SBI set for UK restructuring

By:Vandita Jadeja 2018-03-01

The State Bank of India is set for a significant restructuring of its business in the UK from April. SBI’s UK operations will transform into a subsidiary named State Bank of India UK Limited from 1st April. It will be in compliance with a wider ring fencing of capital requirements by the Bank of England. The retail branches of SBI in the UK will now fall under the UK banking entity instead of the previous status as overseas branches of an Indian entity.

There will be no visible change; the only change will be the change of brand to State Bank of India UK Limited. There are seven retail branches in London and five outside London. All the branches will be a part of SBI UK Ltd. There will be no dislocation in the day to day activities. Consumers will be carrying on the banking facilities as before, the move will only mark a shift for the bank with a higher focus on the UK market. The bank will be looking towards more business in the UK and expanding products which are designed for the market.

This strategic move follows Bank of England’s Prudential Regulation Authority which directs foreign banks to move from their retail status as overseas branches to independent entities in order to protect the depositors in the UK from any fluctuation in the foreign market. As a subsidiary, this will bring an additional comfort level. This restructuring has marked a major endorsement for London as a financial capital of the world despite the uncertainties triggered by Brexit.

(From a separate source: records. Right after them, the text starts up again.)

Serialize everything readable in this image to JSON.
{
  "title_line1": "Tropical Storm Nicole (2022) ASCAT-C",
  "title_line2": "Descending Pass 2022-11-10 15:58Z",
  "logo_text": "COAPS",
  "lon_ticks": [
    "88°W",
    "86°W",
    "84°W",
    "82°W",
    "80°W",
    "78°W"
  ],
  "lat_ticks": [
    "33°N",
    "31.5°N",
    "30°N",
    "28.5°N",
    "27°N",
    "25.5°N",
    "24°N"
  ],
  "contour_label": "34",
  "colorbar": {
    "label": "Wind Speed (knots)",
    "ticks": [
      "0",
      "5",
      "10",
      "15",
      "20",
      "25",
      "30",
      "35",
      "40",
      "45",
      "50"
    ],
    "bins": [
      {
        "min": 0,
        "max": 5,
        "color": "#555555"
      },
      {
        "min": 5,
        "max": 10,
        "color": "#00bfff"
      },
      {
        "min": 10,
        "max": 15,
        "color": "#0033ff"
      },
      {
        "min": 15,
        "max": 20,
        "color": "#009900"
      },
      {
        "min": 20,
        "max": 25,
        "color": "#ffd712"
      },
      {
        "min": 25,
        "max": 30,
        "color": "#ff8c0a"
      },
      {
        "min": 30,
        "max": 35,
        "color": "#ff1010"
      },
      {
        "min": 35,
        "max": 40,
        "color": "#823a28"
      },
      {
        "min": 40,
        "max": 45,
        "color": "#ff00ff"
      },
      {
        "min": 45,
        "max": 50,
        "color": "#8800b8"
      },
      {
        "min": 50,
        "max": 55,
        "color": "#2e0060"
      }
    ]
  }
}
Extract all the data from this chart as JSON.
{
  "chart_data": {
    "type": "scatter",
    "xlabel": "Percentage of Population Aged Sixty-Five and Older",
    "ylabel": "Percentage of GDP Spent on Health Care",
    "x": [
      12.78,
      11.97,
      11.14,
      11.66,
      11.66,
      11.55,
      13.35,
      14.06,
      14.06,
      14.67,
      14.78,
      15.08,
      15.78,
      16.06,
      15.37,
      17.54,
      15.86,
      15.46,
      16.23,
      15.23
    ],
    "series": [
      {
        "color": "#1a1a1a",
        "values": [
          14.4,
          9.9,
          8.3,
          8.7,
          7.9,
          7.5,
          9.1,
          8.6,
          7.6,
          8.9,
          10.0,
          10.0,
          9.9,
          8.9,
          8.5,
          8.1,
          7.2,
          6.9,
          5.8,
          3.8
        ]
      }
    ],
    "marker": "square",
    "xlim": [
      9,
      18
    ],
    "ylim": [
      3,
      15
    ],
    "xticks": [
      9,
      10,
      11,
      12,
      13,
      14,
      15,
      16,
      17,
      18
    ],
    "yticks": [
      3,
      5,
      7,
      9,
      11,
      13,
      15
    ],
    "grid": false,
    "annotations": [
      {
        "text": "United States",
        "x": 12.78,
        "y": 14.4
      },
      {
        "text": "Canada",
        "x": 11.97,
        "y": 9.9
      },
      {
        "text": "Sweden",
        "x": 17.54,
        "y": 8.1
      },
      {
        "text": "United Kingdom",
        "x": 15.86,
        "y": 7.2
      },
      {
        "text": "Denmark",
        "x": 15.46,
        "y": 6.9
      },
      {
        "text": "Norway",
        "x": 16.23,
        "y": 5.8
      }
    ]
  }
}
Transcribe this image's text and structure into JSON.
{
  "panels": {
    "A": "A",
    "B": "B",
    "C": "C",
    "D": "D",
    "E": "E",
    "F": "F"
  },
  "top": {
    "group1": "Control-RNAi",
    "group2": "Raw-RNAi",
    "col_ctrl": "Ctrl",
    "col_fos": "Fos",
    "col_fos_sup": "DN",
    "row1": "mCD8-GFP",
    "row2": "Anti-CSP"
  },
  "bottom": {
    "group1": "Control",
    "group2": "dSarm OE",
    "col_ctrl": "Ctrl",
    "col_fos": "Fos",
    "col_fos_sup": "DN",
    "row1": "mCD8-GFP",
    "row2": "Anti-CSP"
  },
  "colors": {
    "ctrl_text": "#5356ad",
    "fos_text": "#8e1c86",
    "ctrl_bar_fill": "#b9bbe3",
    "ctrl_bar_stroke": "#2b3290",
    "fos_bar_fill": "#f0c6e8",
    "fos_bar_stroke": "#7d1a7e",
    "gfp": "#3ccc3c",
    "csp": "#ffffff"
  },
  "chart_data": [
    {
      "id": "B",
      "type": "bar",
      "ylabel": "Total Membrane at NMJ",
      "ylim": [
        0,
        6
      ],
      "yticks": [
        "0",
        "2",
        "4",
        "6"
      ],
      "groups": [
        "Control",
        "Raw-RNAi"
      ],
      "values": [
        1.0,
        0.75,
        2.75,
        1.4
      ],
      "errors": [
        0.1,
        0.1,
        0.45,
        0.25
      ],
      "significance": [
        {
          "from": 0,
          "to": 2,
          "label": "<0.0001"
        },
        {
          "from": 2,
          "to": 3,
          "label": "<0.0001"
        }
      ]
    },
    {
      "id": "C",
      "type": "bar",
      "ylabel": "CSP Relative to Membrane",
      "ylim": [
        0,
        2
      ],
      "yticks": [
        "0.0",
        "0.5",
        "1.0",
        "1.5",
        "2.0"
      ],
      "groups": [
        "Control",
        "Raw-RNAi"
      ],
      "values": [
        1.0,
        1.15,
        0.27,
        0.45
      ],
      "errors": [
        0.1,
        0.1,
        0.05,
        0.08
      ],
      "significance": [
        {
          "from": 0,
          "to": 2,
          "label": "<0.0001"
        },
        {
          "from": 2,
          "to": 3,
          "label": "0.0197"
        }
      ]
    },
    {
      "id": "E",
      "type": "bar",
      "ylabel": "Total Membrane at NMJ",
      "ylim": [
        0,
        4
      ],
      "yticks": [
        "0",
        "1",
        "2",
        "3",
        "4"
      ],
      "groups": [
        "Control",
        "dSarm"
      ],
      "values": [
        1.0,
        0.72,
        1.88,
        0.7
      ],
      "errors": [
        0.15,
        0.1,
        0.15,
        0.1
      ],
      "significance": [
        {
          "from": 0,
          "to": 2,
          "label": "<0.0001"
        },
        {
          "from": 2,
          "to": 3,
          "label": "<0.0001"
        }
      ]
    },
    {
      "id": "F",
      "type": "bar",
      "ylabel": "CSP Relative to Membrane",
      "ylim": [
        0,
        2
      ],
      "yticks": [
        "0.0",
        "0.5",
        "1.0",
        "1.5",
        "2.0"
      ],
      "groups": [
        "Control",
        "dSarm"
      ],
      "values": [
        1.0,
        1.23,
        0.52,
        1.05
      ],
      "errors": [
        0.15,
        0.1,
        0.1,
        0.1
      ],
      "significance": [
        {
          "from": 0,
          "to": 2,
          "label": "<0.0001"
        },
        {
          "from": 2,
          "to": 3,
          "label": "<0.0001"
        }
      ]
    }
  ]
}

The expansion of SBI in the UK market was welcomed as a vote of confidence by the City of London Corporation which has a remit to promote the British capital as a world leading financial hub. This move is seen as a reflection of the strength of India UK ties in financial services. SBI has been running an office in London since 1921 and will soon be building a 100-year-old relationship with the city. Apart from the seven branches in London, it has others in Manchester, Coventry, Birmingham, Leicester and Wolverhampton. All the cities have a large concentration of Indian population. The bank stated that the Indian origin customer will remain at the heart of its operations; it will use the expansion to cater to the larger UK market as a local bank.